Area educators did not welcome the news that the Maryland State Assessment scores showed decreases in both reading and math performance in county elementary schools. But it was also not a surprise.
Baltimore County Public Schools Superintendent Dallas Dance said county schools had shifted their focus to implementing the more rigorous Common Core State Standards in the classroom.
"The Common Core State Standards are not aligned to MSA tests; therefore, the taught curriculum was not the tested curriculum and this led to a decrease in student test scores but not necessarily a decrease in a student's understanding of the material," he said in a release after the scores were released on July 23.
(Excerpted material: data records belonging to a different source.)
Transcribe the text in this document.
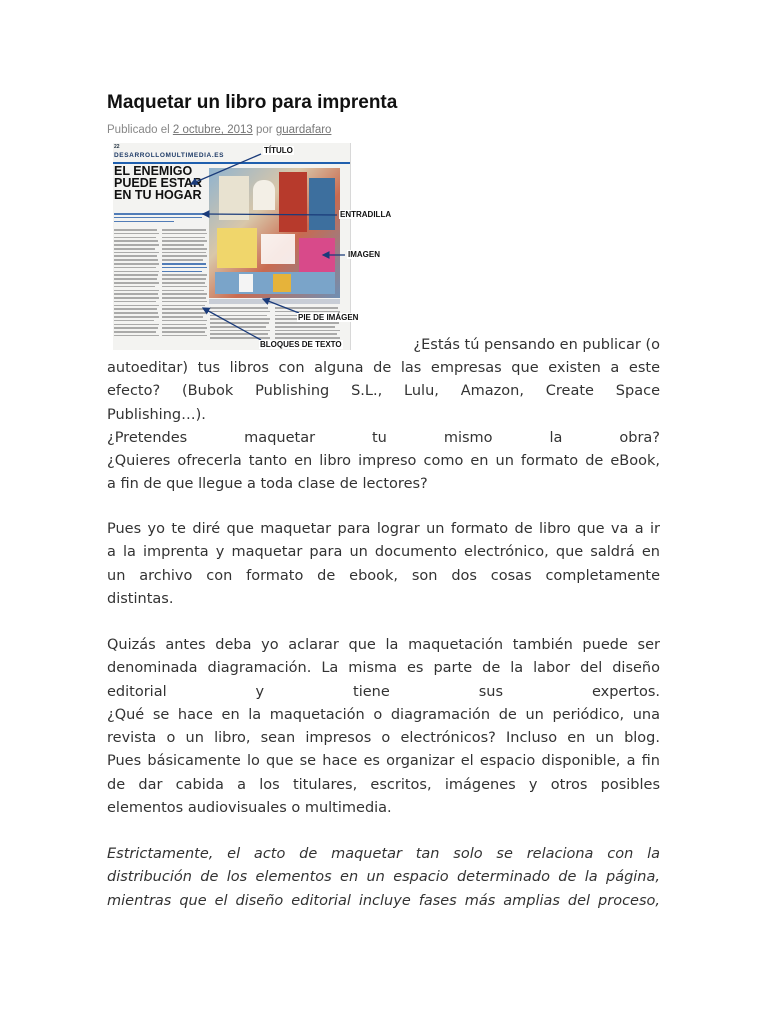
Maquetar un libro para imprenta
Publicado el 2 octubre, 2013 por guardafaro
22
DESARROLLOMULTIMEDIA.ES
EL ENEMIGO
PUEDE ESTAR
EN TU HOGAR
TÍTULO
ENTRADILLA
IMAGEN
PIE DE IMÁGEN
BLOQUES DE TEXTO	¿Estás tú pensando en publicar (o

autoeditar) tus libros con alguna de las empresas que existen a este
efecto? (Bubok Publishing S.L., Lulu, Amazon, Create Space
Publishing…).
¿Pretendes maquetar tu mismo la obra?
¿Quieres ofrecerla tanto en libro impreso como en un formato de eBook,
a fin de que llegue a toda clase de lectores?
Pues yo te diré que maquetar para lograr un formato de libro que va a ir
a la imprenta y maquetar para un documento electrónico, que saldrá en
un archivo con formato de ebook, son dos cosas completamente
distintas.
Quizás antes deba yo aclarar que la maquetación también puede ser
denominada diagramación. La misma es parte de la labor del diseño
editorial y tiene sus expertos.
¿Qué se hace en la maquetación o diagramación de un periódico, una
revista o un libro, sean impresos o electrónicos? Incluso en un blog.
Pues básicamente lo que se hace es organizar el espacio disponible, a fin
de dar cabida a los titulares, escritos, imágenes y otros posibles
elementos audiovisuales o multimedia.
Estrictamente, el acto de maquetar tan solo se relaciona con la
distribución de los elementos en un espacio determinado de la página,
mientras que el diseño editorial incluye fases más amplias del proceso,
The drop was most noticeable in fifth-grade math.
Of the 13 elementary schools in Catonsville and Arbutus, only two did not see a decrease in the percentage of fifth-graders who scored at the proficient or advanced level.
Hillcrest Elementary School in Catonsville maintained its score of +95 percent of students scoring proficient or advanced in fifth-grade math.
That percentage is the highest that can be reported by the state. The State Department of Education instituted a policy several years ago not to release scores above 95.
Hillcrest also had +95 percent of students at advanced or proficient in every grade for both reading and math.
"It's a year-long process to make sure we're doing everything we can to deliver the instruction at a very high level," said Hillcrest Principal Terry McVey. "This year will probably be even more challenging as we shift more toward the Common Core (State Standards).
"We're preparing for that right now," she said. "We're doing what we can to bridge that transitional period of time."
Like Hillcrest, Lansdowne Elementary also had its third- and fourth-grade classes at the +95 percent for math and reading. It's fifth-graders also scored at +95 for reading and showed a slight decrease from 91.1 to 89.5 in math.
Westowne Elementary School in the Catonsville area saw a slight increase in the percentage of fifth-graders scoring proficient or advanced in math.
But most of the elementary schools in Catonsville, Arbutus and Lansdowne saw a decline of less than 10 percent in proficiency from last year.
At Relay Elementary, for example, the fourth-grade class scored +95 in math last year. This year, the fifth-grade class scored 88.8.
Both the third- and fourth-grade classes at Relay Elementary scored a +95 in reading and math.
Third- and fourth-graders at Hillcrest and Lansdowne also scored at the highest reportable level.
"I'm excited to see that our students are continuing to make progress, even with the transition to Common Core," said Stephen Price, Lansdowne Elementary's new principal. "I'm proud of the kids and their ability to really gain the knowledge from the instruction and still transition and perform well on assessments.
"I was at Johnnycake (Elementary) last year, and we saw some decreases," he said of the school that saw decreases in performance in every category except fourth-grade math and fourth-grade reading on the 2013 MSAs.
"I'm anxious to get into classrooms (at Lansdowne) and see what teachers are doing," Price said. "I think, at every school, there's engaging instruction, and students are really learning from their teachers."
Overall, the percentage of county public school elementary students at a proficient or advanced level in math declined from 90.8 to 88, according to a release from the county.
"I think that this new (Common Core) framework is going to give us a lot of opportunities to really challenge our students," said Jason Barnett, principal at Woodbridge Elementary.
"MSA, it's a piece of data, it's a wonderful piece of data, but it's just one we look at in the grand scheme. I think we need to look at the whole picture. For me, it's multiple points of data and looking at each individual student," Barnett said.
Woodbridge saw a decrease in third-grade and fifth-grade proficiency for both reading and math, but an increase in proficiency in both reading and math for fourth-graders.
"I think we sort of patterned along with other schools across the school system," Barnett said. "No matter what the data shows, the most important thing is to stay in a positive mind set."
Riverview Elementary saw similar scoring trends, with decreases in third- and fifth-grade math proficiency, but an increase in fourth-grade proficiency. There were slight decreases in third-, fourth- and fifth-grade reading proficiencies, though Principal Mary Maddox said they were not unexpected.
"We did expect some issues because there was that transition to the Common Core (State Standards)," Maddox said. "I'm extremely proud of my teachers, my staff and my students for all the hard work they did making that transition to the Common Core.
"In math, there are certain concepts and units that are not taught in the same sequence or order as the testing dictates. So therein lies an issue," she said. "You're going to see some bumps in the road, but that's OK."
Elementary school students in the state showed a 4.1 percent decrease in math performance.
In reading, the percentage of elementary schools students at proficient or advance level fell from 90.9 to 89.4, according to the county school system.